Quite often you can lift the pump enough with the plumbing all attached but just be careful you don't break anything. 
If that doesn't help see if you can post a video or a sound file so we can hear what type of noise it is .

----------


## Petebrisvegas

Check for anything stuck in the fan  , potentially a dodgy bearing as well   ,  you might be able to access the bearing at one end , give it a dose of wd40 or something similar and if the tone changes you found your problem

----------


## Whitey66

I wouldn't be spraying anything into it or doing anything that might affect the 3 year warranty. Doing what I suggested won't affect warranty at all and if it's anything else it should be covered under the warranty anyway.

----------


## Petebrisvegas

I am a diesel tech and i find out whats wrong , spraying a bit of WD40 in the non pump end of armature bearing if you can get to it will not void any warranty . Just wipe it of before taking it in for warranty . I have repalced the bearing on my Hurlcon pump , cost about 10 bucks and took about 45 minutes and that includes removing and reinstalling the pump  . When you do the warranty thing they are not going to test it under load so you may have a couple back and forths before getting a result , like to tell them whats wrong but hey thats me , i am clever .

----------


## Whitey66

Well i'm a diesel tech, petrol tech, electrician and electric motor tech (including pool pumps) and I would never spray WD40 into a greased ball bearing as it will wash the grease out. 
I also like to check stuff out to tell them what's wrong with it too, but not to the extent of giving them a reason to wipe the warranty.
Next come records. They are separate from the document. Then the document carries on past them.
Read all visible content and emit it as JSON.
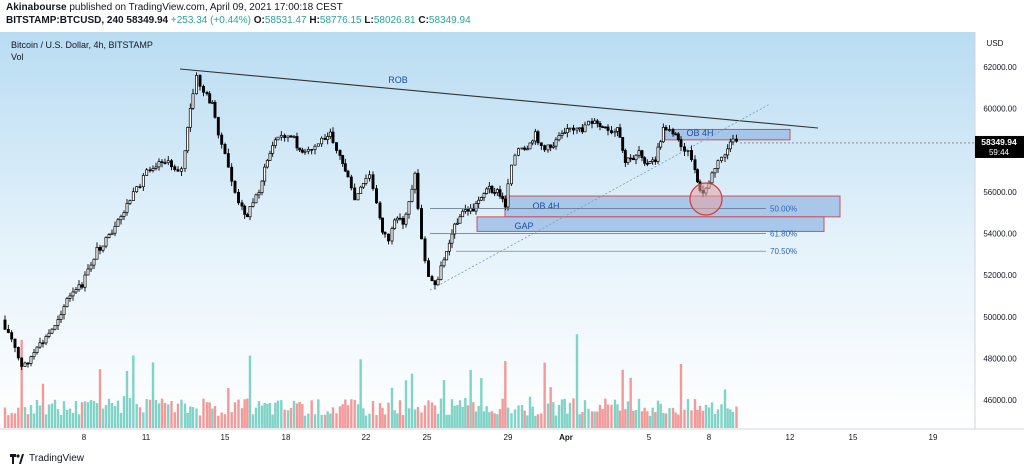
{
  "header": {
    "author": "Akinabourse",
    "published_text": "published on TradingView.com, April 09, 2021 17:00:18 CEST",
    "symbol": "BITSTAMP:BTCUSD, 240",
    "last": "58349.94",
    "change": "+253.34 (+0.44%)",
    "open_label": "O:",
    "open": "58531.47",
    "high_label": "H:",
    "high": "58776.15",
    "low_label": "L:",
    "low": "58026.81",
    "close_label": "C:",
    "close": "58349.94"
  },
  "legend": {
    "title": "Bitcoin / U.S. Dollar, 4h, BITSTAMP",
    "vol": "Vol"
  },
  "footer": {
    "brand": "TradingView",
    "logo_icon": "tradingview-logo-icon"
  },
  "colors": {
    "up": "#26a69a",
    "down": "#000000",
    "vol_up": "#7fd3c7",
    "vol_down": "#f19a99",
    "zone_fill": "#9fbfe6",
    "zone_stroke": "#c8535a",
    "bg_top": "#b9dcf2",
    "text_blue": "#1f4e9e"
  },
  "chart_data": {
    "type": "candlestick",
    "currency_label": "USD",
    "ylim": [
      44800,
      64000
    ],
    "y_ticks": [
      "62000.00",
      "60000.00",
      "58000.00",
      "56000.00",
      "54000.00",
      "52000.00",
      "50000.00",
      "48000.00",
      "46000.00"
    ],
    "x_ticks": [
      "8",
      "11",
      "15",
      "18",
      "22",
      "25",
      "29",
      "Apr",
      "5",
      "8",
      "12",
      "15",
      "19"
    ],
    "price_label": "58349.94",
    "countdown_label": "59:44",
    "annotations": {
      "trendline_label": "ROB",
      "ob_upper_label": "OB 4H",
      "ob_lower_label": "OB 4H",
      "gap_label": "GAP",
      "fib_50_label": "50.00%",
      "fib_618_label": "61.80%",
      "fib_705_label": "70.50%"
    },
    "key_points": [
      {
        "date": "Mar 13",
        "close": 61700,
        "note": "swing high"
      },
      {
        "date": "Mar 25",
        "close": 51000,
        "note": "swing low"
      },
      {
        "date": "Apr 2",
        "close": 59900
      },
      {
        "date": "Apr 8",
        "close": 55700,
        "note": "circled low"
      },
      {
        "date": "Apr 9",
        "close": 58349.94,
        "note": "last"
      }
    ],
    "zones": [
      {
        "label": "OB 4H",
        "from": 58500,
        "to": 59000
      },
      {
        "label": "OB 4H",
        "from": 54800,
        "to": 55800
      },
      {
        "label": "GAP",
        "from": 54100,
        "to": 54800
      }
    ],
    "fib_levels": [
      {
        "label": "50.00%",
        "price": 55200
      },
      {
        "label": "61.80%",
        "price": 54000
      },
      {
        "label": "70.50%",
        "price": 53150
      }
    ]
  }
}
If there was no issue with the rear bearing there soon could be.
This doesn't even apply here anyway as the pump motor in question is a sealed unit that is water cooled, there is no external access to the rear bearing anyway.
This pump is marketed as a really quiet one, if it's not then it's a warranty claim (unless the installation method is causing the noise).  https://www.youtube.com/watch?v=Vr4A8v-WNpA

----------


## Petebrisvegas

> the pump motor in question is a sealed unit that is water cooled, there is no external access to the rear bearing anyway.
> This pump is marketed as a really quiet one, if it's not then it's a warranty claim (unless the installation method is causing the noise).

  
Well there you go its inaccesible and i did say " maybe " so its all ever tightening circles  . Ring the place you bought it and hope for the best  OP   . Hurlcon are great products for what its worth  .

----------


## Marc

Davies are good domestic pumps. That sound like a shot bearing due to coolant leak. take it back or rather call them to take it away not before they install a working one.

----------